Solid state image sensors include those incorporating complementary metal oxide semiconductor (CMOS) design. A photodiode-based pixel array collects opto-electrons for imaging purposes. The pixels are arranged in a row-column format that may, for example, be a 1280×800 array. Row processing circuitry and column processing circuitry operate by known methods to pre-process analog signals and convert the analog signals to digital signals. Low voltage differential signaling (LVDS) provides the final digital output stage. See for example U.S. Pat. No. 7,483,058 issued to Frank et al. and U.S. Pat. No. 7,265,784 issued to Frank.
Designs for competitive imaging technologies include those for charge-coupled device (CCD) and CMOS imaging sensors. These concepts originated in the 1960 and 1970's. While CCD technology achieved an early lead, CMOS is now emerging as the dominant technology. The rise of CMOS-based imaging technology is, in part, attributable to new processing technologies that reduce the size of solid state transistors (MOSFET). Smaller transistor sizes provide higher density, faster speed, lower power dissipation, and more functionality that can be integrated on a single chip. This densification is shown by way of example where in 1995 Jet Propulsion Laboratory produces the first successful active 128×128 pixel CMOS image sensor. The distance from pixel to pixel is known as the pixel pitch. The JPL device of 1995 had a pixel pitch of about 20 μm. This compares to current technologies that are capable of shrinking the pixel pitch down to about 1.2 μm in fully functional imaging devices; however, transistor size is no longer the limiting factor in achieving further scale reductions beyond about 1.2 μm.
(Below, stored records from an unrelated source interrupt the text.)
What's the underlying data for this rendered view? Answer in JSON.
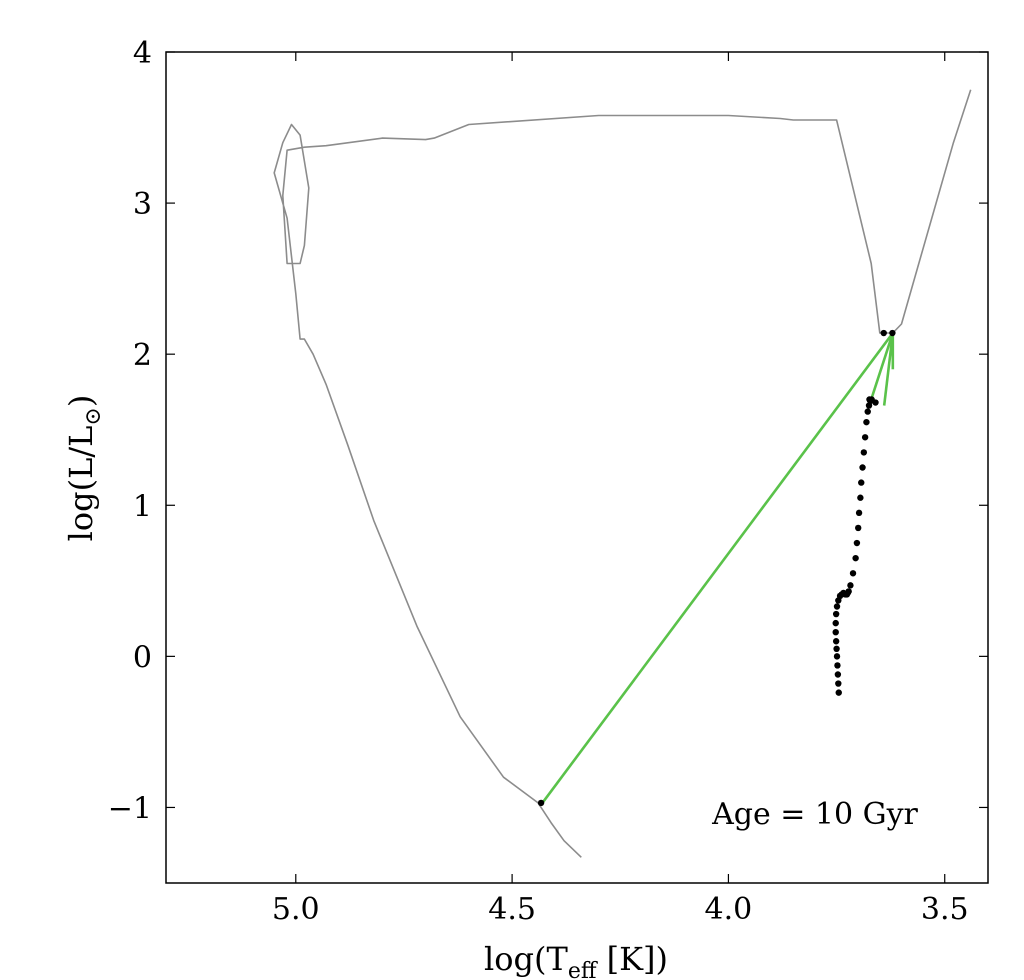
{
  "chart_data": {
    "type": "line",
    "title": "",
    "xlabel": "log(T_eff [K])",
    "ylabel": "log(L/L_sun)",
    "xlim": [
      5.3,
      3.4
    ],
    "ylim": [
      -1.5,
      4
    ],
    "x_inverted": true,
    "grid": false,
    "xticks": [
      5.0,
      4.5,
      4.0,
      3.5
    ],
    "xtick_labels": [
      "5.0",
      "4.5",
      "4.0",
      "3.5"
    ],
    "yticks": [
      -1,
      0,
      1,
      2,
      3,
      4
    ],
    "ytick_labels": [
      "−1",
      "0",
      "1",
      "2",
      "3",
      "4"
    ],
    "annotation": "Age = 10 Gyr",
    "colors": {
      "track": "#8c8c8c",
      "connector": "#5ac24a",
      "points": "#000000"
    },
    "series": [
      {
        "kind": "line",
        "x": [
          3.44,
          3.48,
          3.52,
          3.56,
          3.6,
          3.62,
          3.65,
          3.67,
          3.75,
          3.85,
          3.88,
          4.0,
          4.3,
          4.6,
          4.68,
          4.7,
          4.8,
          4.93,
          4.98,
          5.02,
          5.03,
          5.02,
          4.99,
          4.98,
          4.97,
          4.99,
          5.01,
          5.03,
          5.05,
          5.02,
          5.0,
          4.99,
          4.98,
          4.96,
          4.93,
          4.88,
          4.82,
          4.72,
          4.62,
          4.52,
          4.44,
          4.41,
          4.38,
          4.34
        ],
        "y": [
          3.75,
          3.4,
          3.0,
          2.6,
          2.2,
          2.14,
          2.14,
          2.6,
          3.55,
          3.55,
          3.56,
          3.58,
          3.58,
          3.52,
          3.43,
          3.42,
          3.43,
          3.38,
          3.37,
          3.35,
          3.05,
          2.6,
          2.6,
          2.72,
          3.1,
          3.45,
          3.52,
          3.4,
          3.2,
          2.9,
          2.4,
          2.1,
          2.1,
          2.0,
          1.8,
          1.4,
          0.9,
          0.2,
          -0.4,
          -0.8,
          -0.97,
          -1.1,
          -1.22,
          -1.33
        ]
      },
      {
        "kind": "connector",
        "x": [
          4.43,
          3.62,
          3.64,
          3.62,
          3.67,
          3.62,
          3.62,
          3.62
        ],
        "y": [
          -0.97,
          2.14,
          1.66,
          2.14,
          1.7,
          2.14,
          1.9,
          2.14
        ]
      },
      {
        "kind": "points",
        "x": [
          3.745,
          3.746,
          3.747,
          3.748,
          3.749,
          3.75,
          3.751,
          3.752,
          3.752,
          3.751,
          3.749,
          3.746,
          3.742,
          3.738,
          3.734,
          3.73,
          3.728,
          3.726,
          3.724,
          3.722,
          3.718,
          3.712,
          3.706,
          3.703,
          3.7,
          3.698,
          3.695,
          3.693,
          3.69,
          3.687,
          3.684,
          3.681,
          3.678,
          3.675,
          3.672,
          3.669,
          3.66,
          3.641,
          3.621,
          3.674,
          4.433
        ],
        "y": [
          -0.24,
          -0.18,
          -0.12,
          -0.06,
          0.0,
          0.05,
          0.1,
          0.16,
          0.22,
          0.28,
          0.33,
          0.37,
          0.4,
          0.41,
          0.42,
          0.41,
          0.41,
          0.41,
          0.42,
          0.43,
          0.47,
          0.55,
          0.65,
          0.75,
          0.85,
          0.95,
          1.05,
          1.15,
          1.25,
          1.35,
          1.45,
          1.55,
          1.62,
          1.66,
          1.69,
          1.7,
          1.68,
          2.14,
          2.14,
          1.7,
          -0.97
        ]
      }
    ]
  }
}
Smaller pixel sizes problematically provide less photosensing area on the pixel itself. Each pixel is less sensitive to light where also the signal to noise ratio is disadvantageously reduced. These problems diminish the dynamic range that is achievable from each pixel. Various solutions have been proposed to address this problem, but each solution has its own problems. Logarithmic response pixels have been proposed to extend the dynamic range nonlinearly, as reported in Kavidas et al. “a Logarithmic Response CMOS Image Sensor With On-Chip Calibration” IEEE Journal of Solid State Circuits, Vol. 35, No. 8 pp. 1146-1152 (August 2000). This solution is problematic where the nonlinear response produces difficulty in reconstructing the final image. Another proposed solution is to provide a lateral overflow capacitor as reported in Akahane et al., “A Sensitivity and Linearity Improvement of a 100-dB Dynamic Range CMOS Image Sensor Using A Lateral Overflow Integration Capacitor” IEEE Journal of Solid State Circuits, Vol. 41 No. 7, pp. 1577-1587 (July 2008). This second solution problematically introduces a large variation in the threshold voltage of the transfer gates, and this may introduce additional ‘dark’ current leading to higher dark current imaging shot noise. Some have proposed adopting multiple exposure times to expand the dynamic range as reported in Mase et al. “A Wide Dynamic Range CMOS Image Sensor With Multiple Exposure-Time Signal Outputs and 12-bit Column-Parallel Cyclic A/D Converters” IEEE Journal of Solid-State Circuits, Vol. 40 No. 12 pp. 2787-2795 (December 2005). This third solution produces discontinuity in the signal-to-noise ratio, where also differing integration times may distort images due to motion.
As reported in U.S. Pat. No. 5,625,210 issued to Lee et al., pinned photodiodes may be incorporated into CMOS image sensors to improve the blue response, reduce image lag and minimize the dark current characteristics of active pixel sensors.